秦野はポカンとして、三木のことをじっと見つめる。──それから眩しそうに目を細めて、ふ、と口許を緩めた。笑うように零れた息が「ふ、……ふは、」と何度か続く。そのまま肩を震わせて、秦野は断続的な笑い声をあげながら顔を覆い、机に肘をついた。笑うを通り越して、秦野はもう泣きそうだった。目の前にいる、自分よりも年下の青年が、あんまりにも眩しかった。だのに当の本人は、そんなことちっともわからないみたいな顔をして急に笑い出した秦野に目をまん丸にしている。

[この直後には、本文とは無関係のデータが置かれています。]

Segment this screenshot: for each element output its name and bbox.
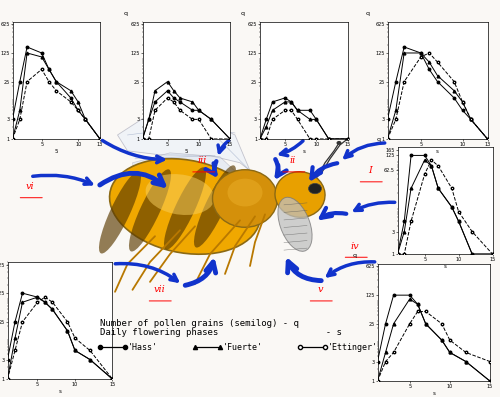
Text: q: q: [353, 253, 357, 258]
Text: Number of pollen grains (semilog) - q: Number of pollen grains (semilog) - q: [100, 318, 299, 328]
Ellipse shape: [278, 197, 312, 251]
Text: s: s: [444, 264, 446, 269]
Ellipse shape: [228, 179, 262, 206]
Text: vi: vi: [26, 182, 35, 191]
Text: 'Ettinger': 'Ettinger': [328, 343, 378, 352]
Text: s: s: [432, 391, 435, 396]
Text: vii: vii: [153, 285, 165, 294]
Ellipse shape: [110, 159, 260, 254]
Text: q: q: [366, 11, 370, 16]
Circle shape: [345, 137, 350, 141]
Text: ii: ii: [290, 156, 296, 165]
Text: s: s: [58, 389, 61, 394]
Text: s: s: [302, 149, 305, 154]
Text: q: q: [241, 11, 245, 16]
Ellipse shape: [129, 169, 171, 252]
Text: 5: 5: [184, 149, 188, 154]
Ellipse shape: [212, 170, 278, 227]
Polygon shape: [132, 153, 245, 183]
Text: 5: 5: [54, 149, 58, 154]
Text: q: q: [376, 137, 380, 141]
Ellipse shape: [146, 174, 214, 215]
Text: 'Fuerte': 'Fuerte': [222, 343, 262, 352]
Text: v: v: [318, 285, 323, 294]
Ellipse shape: [164, 167, 206, 250]
Ellipse shape: [99, 171, 141, 254]
Circle shape: [308, 183, 322, 194]
Text: q: q: [123, 11, 127, 16]
Text: Daily flowering phases                    - s: Daily flowering phases - s: [100, 328, 342, 337]
Polygon shape: [118, 115, 250, 171]
Text: iv: iv: [350, 242, 360, 251]
Circle shape: [336, 141, 342, 145]
Text: I: I: [368, 166, 372, 175]
Text: 'Hass': 'Hass': [128, 343, 158, 352]
Ellipse shape: [275, 172, 325, 217]
Text: s: s: [436, 149, 439, 154]
Text: iii: iii: [198, 156, 207, 165]
Ellipse shape: [194, 165, 236, 248]
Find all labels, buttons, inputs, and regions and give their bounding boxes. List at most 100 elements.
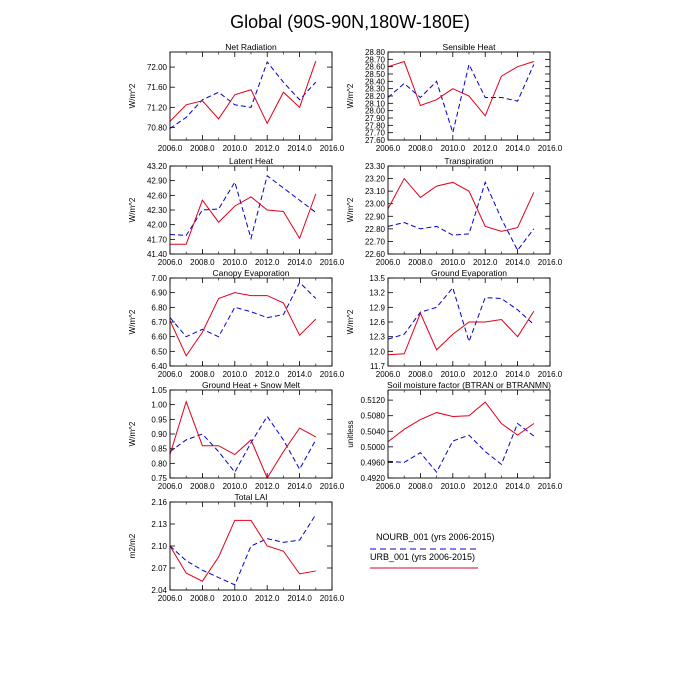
y-tick-label: 2.10 <box>151 542 167 551</box>
x-tick-label: 2010.0 <box>223 482 248 491</box>
x-tick-label: 2006.0 <box>376 144 401 153</box>
x-tick-label: 2006.0 <box>158 258 183 267</box>
y-tick-label: 2.13 <box>151 520 167 529</box>
plot-frame <box>169 389 333 479</box>
y-tick-label: 27.60 <box>365 136 386 145</box>
y-tick-label: 7.00 <box>151 274 167 283</box>
series-line-urb <box>387 60 534 117</box>
y-tick-label: 0.95 <box>151 415 167 424</box>
plot-frame <box>387 389 551 479</box>
series-line-nourb <box>387 180 535 252</box>
y-tick-label: 0.80 <box>151 459 167 468</box>
y-tick-label: 13.2 <box>369 289 385 298</box>
x-tick-label: 2016.0 <box>538 482 563 491</box>
chart-panel-8: Soil moisture factor (BTRAN or BTRANMN) u… <box>346 380 563 491</box>
y-tick-label: 0.90 <box>151 430 167 439</box>
x-tick-label: 2014.0 <box>287 258 312 267</box>
y-tick-label: 28.70 <box>365 55 386 64</box>
chart-panel-5: Canopy Evaporation W/m^2 2006.0 2008.0 2010.… <box>128 268 345 379</box>
panel-title: Canopy Evaporation <box>212 268 289 278</box>
chart-panel-7: Ground Heat + Snow Melt W/m^2 2006.0 2008.0… <box>128 380 345 491</box>
x-tick-label: 2016.0 <box>538 370 563 379</box>
y-tick-label: 0.5080 <box>361 412 386 421</box>
plot-frame <box>387 165 551 255</box>
y-tick-label: 28.30 <box>365 85 386 94</box>
x-tick-label: 2014.0 <box>505 144 530 153</box>
plot-frame <box>387 277 551 367</box>
x-tick-label: 2014.0 <box>505 482 530 491</box>
y-tick-label: 2.07 <box>151 564 167 573</box>
x-tick-label: 2012.0 <box>255 482 280 491</box>
y-tick-label: 23.00 <box>365 200 386 209</box>
x-tick-label: 2008.0 <box>190 144 215 153</box>
series-line-urb <box>169 400 317 480</box>
plot-frame <box>169 165 333 255</box>
series-line-nourb <box>169 174 317 241</box>
y-axis-label: W/m^2 <box>128 309 137 334</box>
x-tick-label: 2008.0 <box>408 482 433 491</box>
x-tick-label: 2010.0 <box>223 370 248 379</box>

──そうか。そんなことを言ってくれるんだね。諦めざるを得ない話なのに、たかが仕事の愚痴というだけなのに。
──そんなふうに言ってくれるんだね。
秦野は喉をぐっと詰めて、、ふーっと息を吐いた。また顔を上げたときには、その翳は見えなくなっていた。
「そうですね。……がんばってください。わたしも頑張ります」
秦野は大学病院を出るところまで送ってくれた。白衣が薫風にパタパタとはためき、彼のやわらかなシルエットを映し出している。乙津は短く会釈をしただけだったが、三木は何度も秦野のほうを振り返って、何度も手を振った。乙津が意外だと思ったのは、秦野がずっとそれに応じていたことだ。呆れる様子なんてちっとも見せないで、彼はずっと手を振り返してくれた。